John Kenneth Galbraith served in the Kennedy administration before becoming one of the twentieth century’s foremost economists and public intellectuals. In A Tenured Professor, he spins his wealth of knowledge—and knowledge of wealth—into a delightfully comical morality tale.
Montgomery Martin, a Harvard economics professor, creates a stock forecasting model which makes it possible for him to uncover society's hidden agendas. Seeking proof that human folly has no limit when motivated by greed, Martin sets off a mass hysteria that causes investors to believe—despite the lessons of history and physics—that up is the only direction.
PUBLISHERS WEEKLY
Twenty years have elapsed since the celebrated Harvard economist's last novel ( The Triumph ) but this succinct parable for our times, a rare comedy of point and precision, is well worth the wait.

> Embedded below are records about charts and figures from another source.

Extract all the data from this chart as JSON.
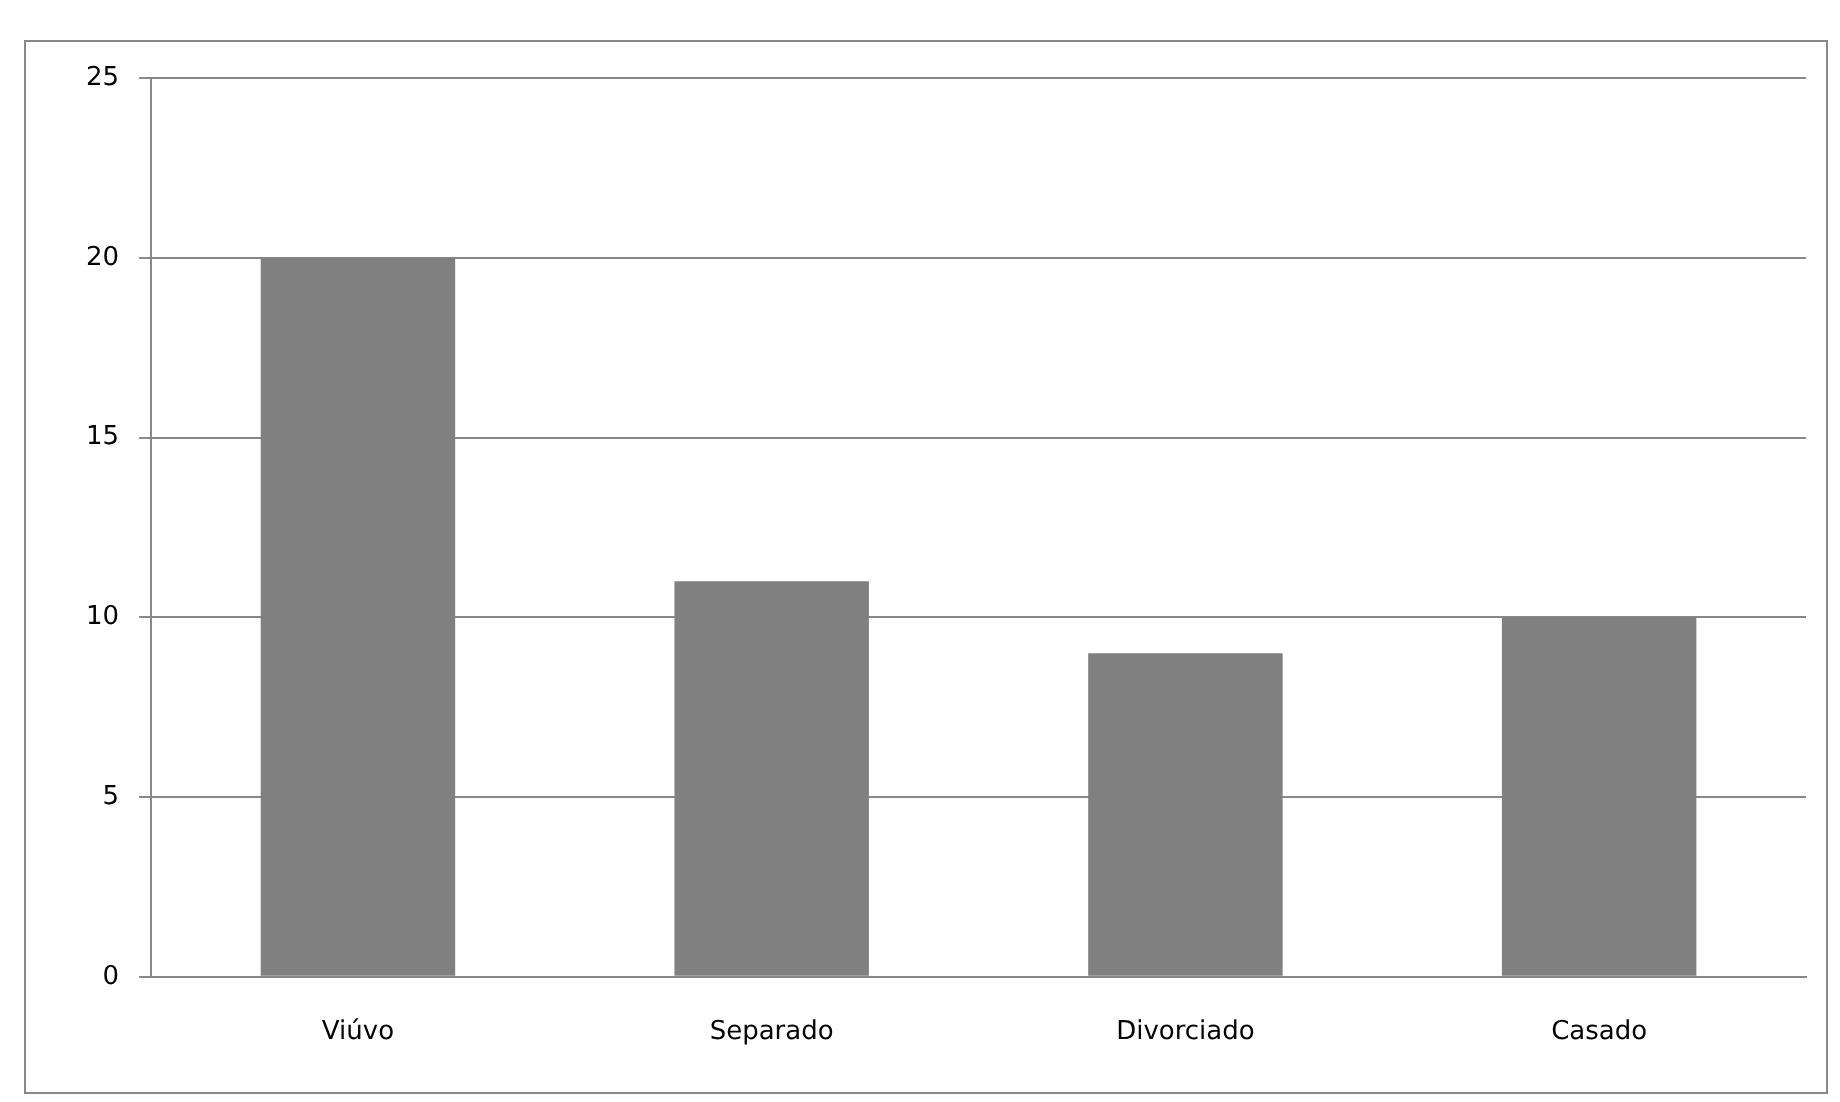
{
  "chart_data": {
    "type": "bar",
    "categories": [
      "Viúvo",
      "Separado",
      "Divorciado",
      "Casado"
    ],
    "values": [
      20,
      11,
      9,
      10
    ],
    "color": "#808080",
    "ylim": [
      0,
      25
    ],
    "yticks": [
      0,
      5,
      10,
      15,
      20,
      25
    ],
    "grid": "y",
    "legend": false
  }
}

Harvard professor Montgomery Marvin, a clever, mild-mannered economist whose Ph.D thesis examined arcane aspects of refrigerator pricing, devises an approach to economics that he calls the Index of Irrational Expectations, based on the all-too-apparent notion that there is no limit to human folly when greed is the driving force. Buying stocks of irrationally inflated companies short, selling while the price is still high and replacing them cheap when the inevitable decline comes, Marvin and wife Marjie soon amass a fortune. Liberals at heart, they spend the money by endowing peace professorships at military schools and establishing countervailing PACs--money to support candidates for office opposing those helped by wealthy lobbyists. Only when they buy a major arms manufacturer and turn its efforts to peaceful purposes does the sacred defense establishment turn on them. This rueful tale is embellished with countless delightful asides on matters as various as Harvard academic manners and the proper behavior before Congressional committees.